Personal information
- Full name: Eric Charles Knowles
- Born: 9 March 1896 Toowoomba, Queensland, Australia
- Died: 15 September 1978 (aged 82) Southport, Queensland
- Batting: Right-handed

Domestic team information
- 1925-26 to 1928-29: Queensland

Career statistics
| Competition | First-class |
| Matches | 4 |
| Runs scored | 267 |
| Batting average | 33.37 |
| 100s/50s | 1/0 |
| Top score | 144 |
| Balls bowled | 0 |
| Wickets | – |
| Bowling average | – |
| 5 wickets in innings | – |
| 10 wickets in match | – |
| Best bowling | – |
| Catches/stumpings | 2/0 |
- Source: Cricinfo, 22 August 2019

= Eric Knowles (cricketer) =

Australian cricketer

Eric Charles Knowles (9 March 1896 – 15 September 1978) was a first-class cricketer who played for Queensland from 1926 to 1928.

When he was a 15-year-old schoolboy at Toowoomba Grammar School, Knowles represented Toowoomba against the touring MCC in 1911-12, opening the bowling and top-scoring in Toowoomba's first innings with 22 not out. He served with the First AIF in Egypt and France during the First World War, and was mentioned in despatches. He took up fruit-farming at Stanthorpe when he returned. In October 1919 he married Stella Hooper in Ipswich.
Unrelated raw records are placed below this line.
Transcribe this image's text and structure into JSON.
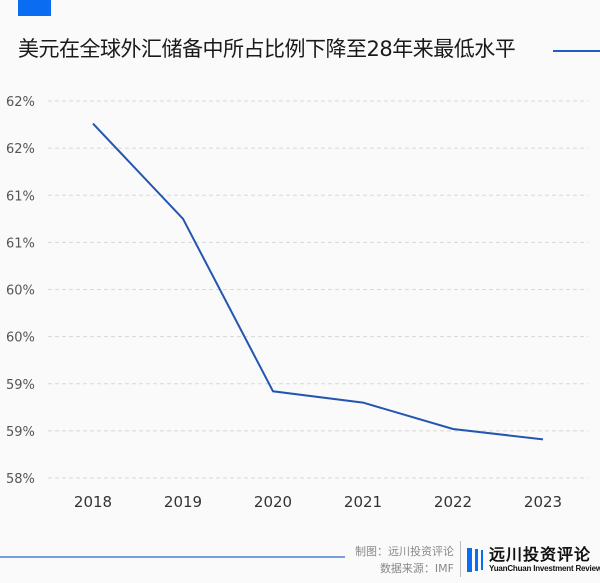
{
  "title": "美元在全球外汇储备中所占比例下降至28年来最低水平",
  "colors": {
    "accent": "#0a6cf0",
    "line": "#2456b0",
    "grid": "#d8d8d8"
  },
  "chart_data": {
    "type": "line",
    "title": "美元在全球外汇储备中所占比例下降至28年来最低水平",
    "categories": [
      "2018",
      "2019",
      "2020",
      "2021",
      "2022",
      "2023"
    ],
    "series": [
      {
        "values": [
          61.76,
          60.75,
          58.92,
          58.8,
          58.52,
          58.41
        ]
      }
    ],
    "ylim": [
      58,
      62
    ],
    "yticks": [
      62,
      61.5,
      61,
      60.5,
      60,
      59.5,
      59,
      58.5,
      58
    ],
    "ytick_labels": [
      "62%",
      "62%",
      "61%",
      "61%",
      "60%",
      "60%",
      "59%",
      "59%",
      "58%"
    ],
    "grid": true,
    "xlabel": "",
    "ylabel": ""
  },
  "footer": {
    "credit": "制图：远川投资评论",
    "source": "数据来源：IMF",
    "logo_cn": "远川投资评论",
    "logo_en": "YuanChuan Investment Review"
  }
}
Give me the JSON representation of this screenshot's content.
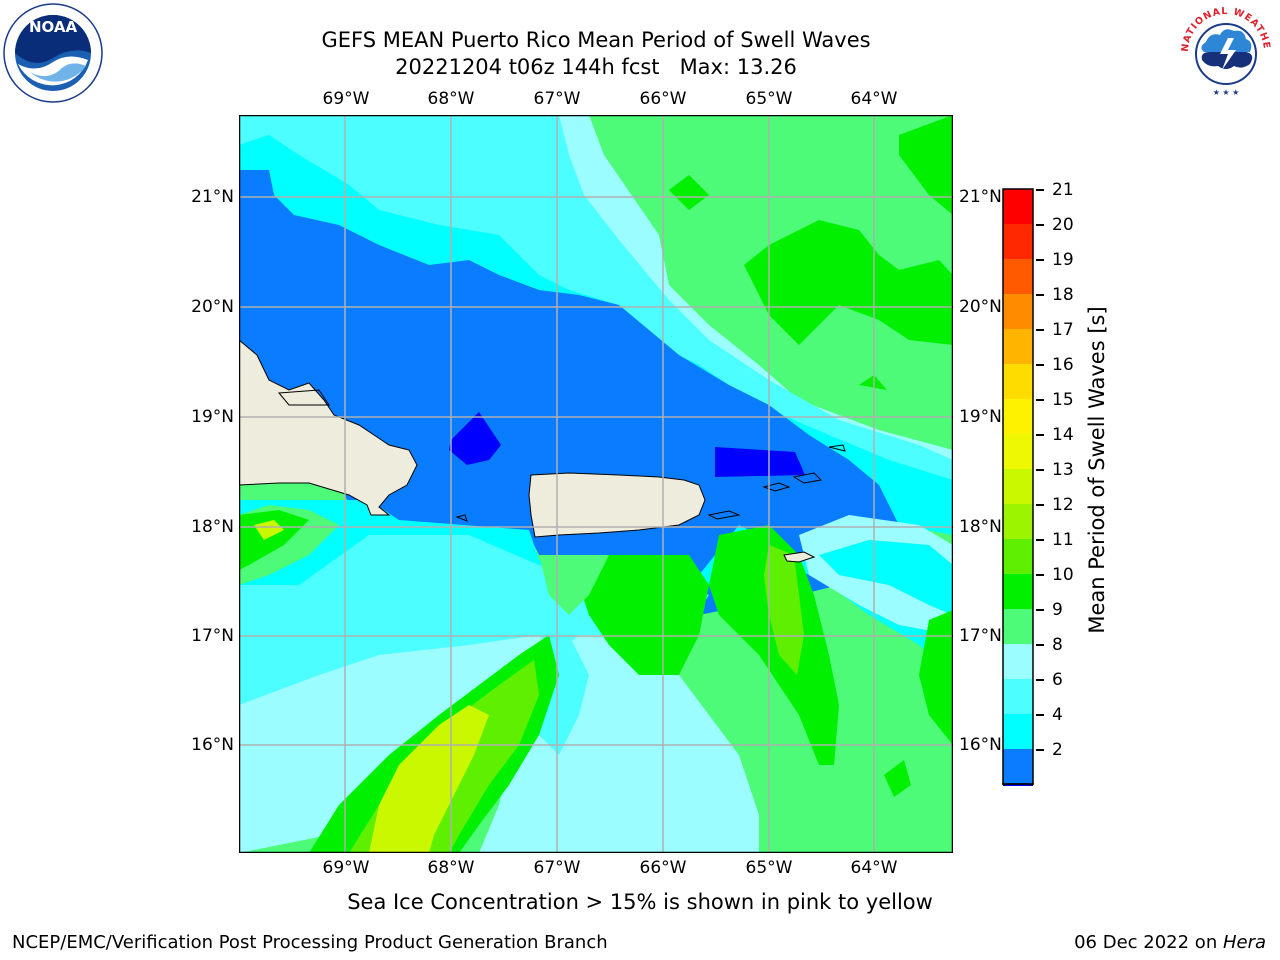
{
  "header": {
    "title_line1": "GEFS MEAN Puerto Rico Mean Period of Swell Waves",
    "title_line2": "20221204 t06z 144h fcst   Max: 13.26"
  },
  "logos": {
    "left_icon": "noaa-logo-icon",
    "left_text": "NOAA",
    "left_ring_text": "NATIONAL OCEANIC AND ATMOSPHERIC ADMINISTRATION • U.S. DEPARTMENT OF COMMERCE",
    "right_icon": "nws-logo-icon",
    "right_ring_text": "NATIONAL WEATHER SERVICE"
  },
  "map": {
    "lon_labels": [
      "69°W",
      "68°W",
      "67°W",
      "66°W",
      "65°W",
      "64°W"
    ],
    "lat_labels": [
      "21°N",
      "20°N",
      "19°N",
      "18°N",
      "17°N",
      "16°N"
    ],
    "colors": {
      "ocean_deep": "#0000ff",
      "ocean_blue": "#0a7cff",
      "cyan": "#00ffff",
      "light_cyan": "#4cfeff",
      "pale_cyan": "#9bfdff",
      "light_green": "#4dfb78",
      "green": "#00f000",
      "bright_green": "#5ef000",
      "yellow_green": "#c9f800",
      "land": "#eeecdc",
      "grid": "#b0b0b0"
    }
  },
  "colorbar": {
    "label": "Mean Period of Swell Waves [s]",
    "ticks": [
      "21",
      "20",
      "19",
      "18",
      "17",
      "16",
      "15",
      "14",
      "13",
      "12",
      "11",
      "10",
      "9",
      "8",
      "6",
      "4",
      "2"
    ],
    "colors": [
      "#ff0000",
      "#ff2800",
      "#ff5a00",
      "#ff8c00",
      "#ffb400",
      "#ffdc00",
      "#fff200",
      "#eef800",
      "#c9f800",
      "#9cf400",
      "#5ef000",
      "#00f000",
      "#4dfb78",
      "#9bfdff",
      "#4cfeff",
      "#00ffff",
      "#0a7cff",
      "#0000ff"
    ]
  },
  "caption": "Sea Ice Concentration > 15% is shown in pink to yellow",
  "footer": {
    "left": "NCEP/EMC/Verification Post Processing Product Generation Branch",
    "right_prefix": "06 Dec 2022 on ",
    "right_host": "Hera"
  }
}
After a few years he moved to Brisbane, playing with the Western Suburbs club, which he captained from 1926 to 1936, leading them to the premiership in 1931-32. His work allowed him only four appearances for Queensland. In 1926-27, Queensland's first season in the Sheffield Shield, he scored 40 and 144 in Queensland's victory over Victoria.

His elder brother was Sir George Knowles.